Let $\mathcal{A}_n$ be the set of functions $f : \mathbb{R} \to \mathbb{R}^n$ such that:
- $f$ is continuous and $f$ is differentiable almost everywhere
- if $X \sim \mathcal{N}(0, 1)$, then:
- $E[f(X)] = \mathbf{0}$
- $E[{\lVert f(X) \rVert}^2] = 1$
- $E[{\lVert {f'}(X) \rVert}^2] = 1$
(where $\lVert \cdot \rVert$ is the euclidian distance on $\mathbb{R}^n$)
Could you find a non-linear function that belongs to $\mathcal{A}_n$, or prove the following statement:
$$\forall n \in \mathbb{N^*}, \forall f \in \mathcal{A}_n, f \, \text{is linear}$$
After doing some experiments, I'm almost convinced that the last statement is true, but I have no idea how to prove it. If, on the contrary, $A_n$ contains non-linear functions, then these could be used as (multi-dimensional) activation functions in neural networks.
Edit: Thanks for pointing out the mistake, I have corrected it.
No such function exists. I will consider first the case $n=1$. Because $E f(X)^2=1$ we can expand $f$ as a (possibly infinite) sum of Hermite polynomials $f(x)=\sum_{i=1} c_i He_i(x)$ (we don't include the constant term $He_0(x)=1$ because $Ef(X)=0$).
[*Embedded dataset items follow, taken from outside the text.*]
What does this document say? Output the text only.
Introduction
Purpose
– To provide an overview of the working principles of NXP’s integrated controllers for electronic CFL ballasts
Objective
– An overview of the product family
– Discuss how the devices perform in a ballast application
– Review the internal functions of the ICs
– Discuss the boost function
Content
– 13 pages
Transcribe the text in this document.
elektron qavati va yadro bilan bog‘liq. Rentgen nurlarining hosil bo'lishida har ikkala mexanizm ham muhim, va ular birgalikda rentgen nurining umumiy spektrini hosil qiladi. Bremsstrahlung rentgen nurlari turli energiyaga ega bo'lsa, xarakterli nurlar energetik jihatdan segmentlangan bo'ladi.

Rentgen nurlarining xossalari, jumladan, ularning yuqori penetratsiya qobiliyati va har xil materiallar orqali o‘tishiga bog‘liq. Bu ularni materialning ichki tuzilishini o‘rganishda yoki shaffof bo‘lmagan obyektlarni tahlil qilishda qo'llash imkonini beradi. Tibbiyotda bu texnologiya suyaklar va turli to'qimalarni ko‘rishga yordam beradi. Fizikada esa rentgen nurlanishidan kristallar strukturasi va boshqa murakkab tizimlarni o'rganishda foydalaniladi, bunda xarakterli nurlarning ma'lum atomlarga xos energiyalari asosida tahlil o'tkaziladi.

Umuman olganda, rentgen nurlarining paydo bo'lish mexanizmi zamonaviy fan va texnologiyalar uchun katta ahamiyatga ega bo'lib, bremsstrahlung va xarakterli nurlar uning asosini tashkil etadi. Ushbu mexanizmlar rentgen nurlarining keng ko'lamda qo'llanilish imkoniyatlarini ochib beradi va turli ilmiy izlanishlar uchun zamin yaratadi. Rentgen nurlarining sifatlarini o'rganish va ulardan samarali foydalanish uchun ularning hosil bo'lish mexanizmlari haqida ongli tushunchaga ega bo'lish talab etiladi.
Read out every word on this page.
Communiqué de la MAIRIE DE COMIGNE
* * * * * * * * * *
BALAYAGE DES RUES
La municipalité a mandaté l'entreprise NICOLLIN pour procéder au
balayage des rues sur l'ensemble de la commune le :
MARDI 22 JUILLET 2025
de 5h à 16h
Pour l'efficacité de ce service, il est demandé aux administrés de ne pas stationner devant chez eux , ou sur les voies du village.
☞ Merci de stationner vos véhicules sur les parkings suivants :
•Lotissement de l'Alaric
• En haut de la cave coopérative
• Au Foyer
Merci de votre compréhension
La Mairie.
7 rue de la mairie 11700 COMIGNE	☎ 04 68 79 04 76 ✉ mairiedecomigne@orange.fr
The crucial property we will need is that these polynomials are orthogonal wrt to the Gaussian density, more precisely $$EHe_i(X)He_j(X)=\delta_{ij} i!$$
In particular,
$$Ef^2=\sum_{i=1} c_i^2 i!$$
Furthermore, we will use the property $$He_i'(x)=iHe_{i-1}(x)$$ From this, we have $f'(x)=\sum_i c_iiHe_{i-1}(x)$ so
$$Ef'^2=\sum_{i=1} c_i^2 i^2 (i-1)!=\sum_{i=1} c_i^2ii!$$
Now, the coefficient of $c_i^2$ in this sum is $i i!$, which is strictly larger than the coefficient of $i!$ in $Ef^2$, unless $i=1$. Since the coefficients are all non-negative, the only way these sums could be equal is if $c_i=0$ for $i>1$. Thus $f(x)$ must be of the form $f(x)=c_1 He_1(x)=c_1x$.
For higher dimensions, we can write $f(x)=(f_1(x),\dots, f_n(x))$. By applying the above argument to each component, we conclude that $Ef_i^2(x)\leq Ef_i'^2(x)$ with equality if and only if $f_i$ is linear. Therefore, if $E|f|^2=E|f'|^2$, then each component $f_i$ must be linear.